History and Evolution of the Vegetarian Diet

Vegetarians have been around longer than the diet was a choice. Evidence shows us that some paleolithic people existed on a nearly 100% plant based diet. Historically, a vegetarian diet was a safer alternative to stalking and hunting a large animal. Plants were easier to eat and digest--especially in the days before cooking had evolved. Hunting animals for meat and being able to cook and preserve the meat were not always options for humans. It took thousands of years to develop hunting skills, tools and food preservation methods. Not only were vegetarian diets practical, some early humans also did not believe in harming or eating animals. Throughout history, many vegetarian diets have been based on religion, philosophy as well as health and animal advocacy.

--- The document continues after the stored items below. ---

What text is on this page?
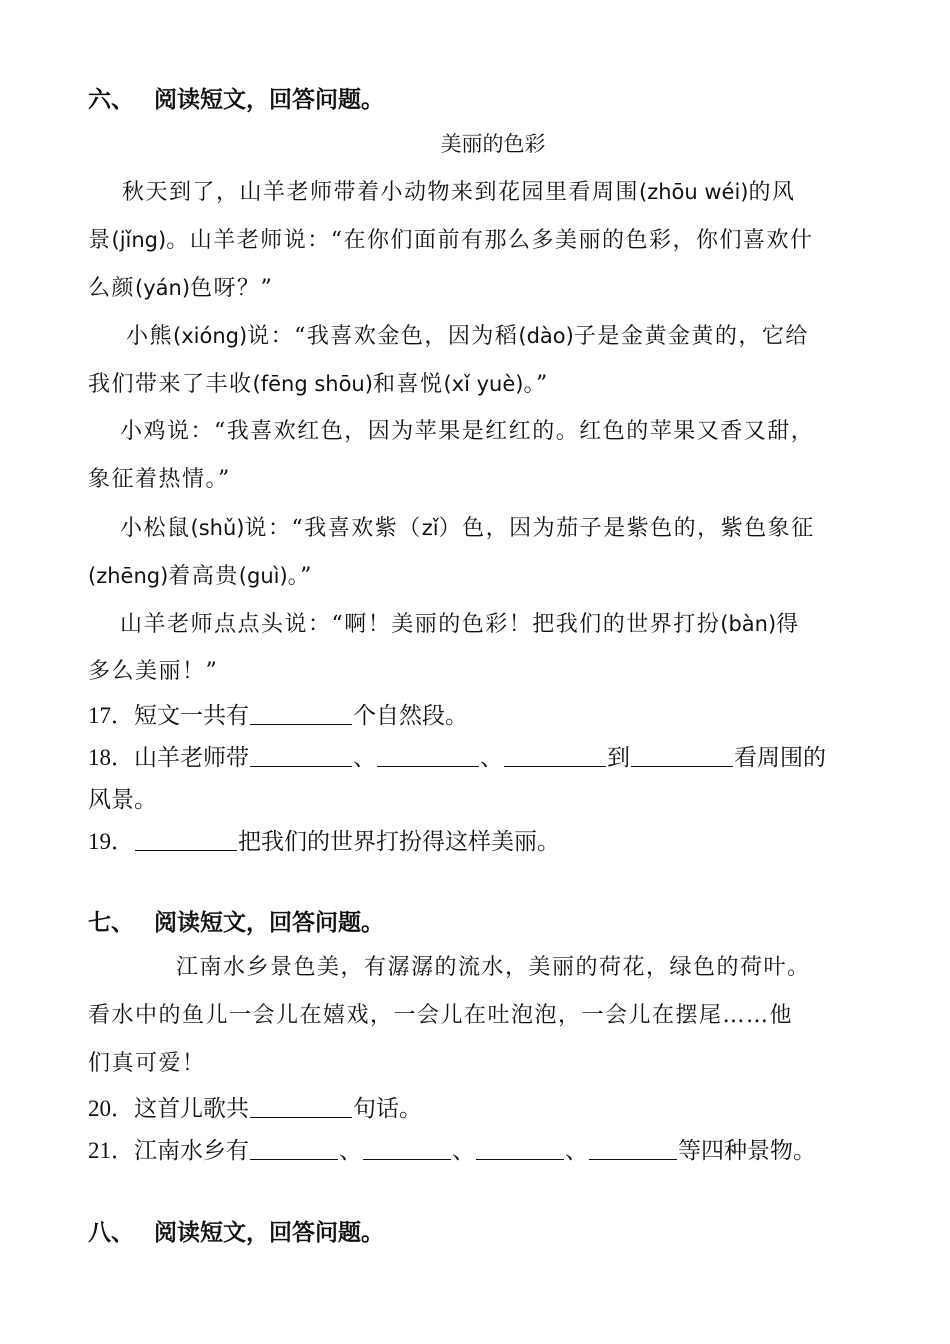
六、 阅读短文，回答问题。
美丽的色彩
秋天到了，山羊老师带着小动物来到花园里看周围(zhōu wéi)的风
景(jǐng)。山羊老师说：“在你们面前有那么多美丽的色彩，你们喜欢什
么颜(yán)色呀？”
小熊(xióng)说：“我喜欢金色，因为稻(dào)子是金黄金黄的，它给
我们带来了丰收(fēng shōu)和喜悦(xǐ yuè)。”
小鸡说：“我喜欢红色，因为苹果是红红的。红色的苹果又香又甜，
象征着热情。”
小松鼠(shǔ)说：“我喜欢紫（zǐ）色，因为茄子是紫色的，紫色象征
(zhēng)着高贵(guì)。”
山羊老师点点头说：“啊！美丽的色彩！把我们的世界打扮(bàn)得
多么美丽！”
17．短文一共有	个自然段。
18．山羊老师带	、	、	到	看周围的
风景。
19．	把我们的世界打扮得这样美丽。
七、 阅读短文，回答问题。
江南水乡景色美，有潺潺的流水，美丽的荷花，绿色的荷叶。
看水中的鱼儿一会儿在嬉戏，一会儿在吐泡泡，一会儿在摆尾……他
们真可爱！
20．这首儿歌共	句话。
21．江南水乡有	、	、	、	等四种景物。
八、 阅读短文，回答问题。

Vegetarian diets were both practical and sustainable for human survival. Humans learned to gather plant based foods and to store these foods by drying them in the sun. Gathering foods did not present the safety issues that hunting did, and gathering food guaranteed at least some food every day. Plant based foods were safe and mostly free from parasites. Evidence shows that some early humans traveled from north to south to avoid harsh winters and ensure a constant supply of plant based foods to gather. Over time as animals were domesticated, they were not raised for their meat, but rather for their milk or eggs. Maintaining an ongoing supply of food made more sense than killing the animal for a short term supply.

Once humans began to develop agricultural practices and establish farms, they could raise enough food to feed themselves as well as their animals. At this same time advances were made in food preservation and culinary techniques, which meant that the meat could be stored for several months. Although most commonly animals were raised for and eaten seasonally like a spring lamb or a Christmas goose. In many poorer areas of this world, this remains the case.

In modern time industrial meat farming, refrigeration and transportation made meat more available than at any previous time in human history. Throughout the early part of the 1900’s large meat farms became a huge business in the United States. Eventually, however, the conditions of the farms and the treatment of the animals led to a revival of vegetarianism. The animals were often fed unnatural diets and given growth hormones, steroids and antibiotics, leading people to question how healthy the meat was for human consumption. As obesity and other nutrition related diseases have become epidemics, this skepticism has grown stronger.

In the 1970’s many began to question the ethics and health benefits of eating meat and more people began to explore a vegetarian diet. Today vegetarian diets are very common and are often recommended to treat many different types of health problems including arthritis, obesity and cardiovascular disease. Studies show us that vegetarians experience better health and have more energy than people who eat a traditional western diet.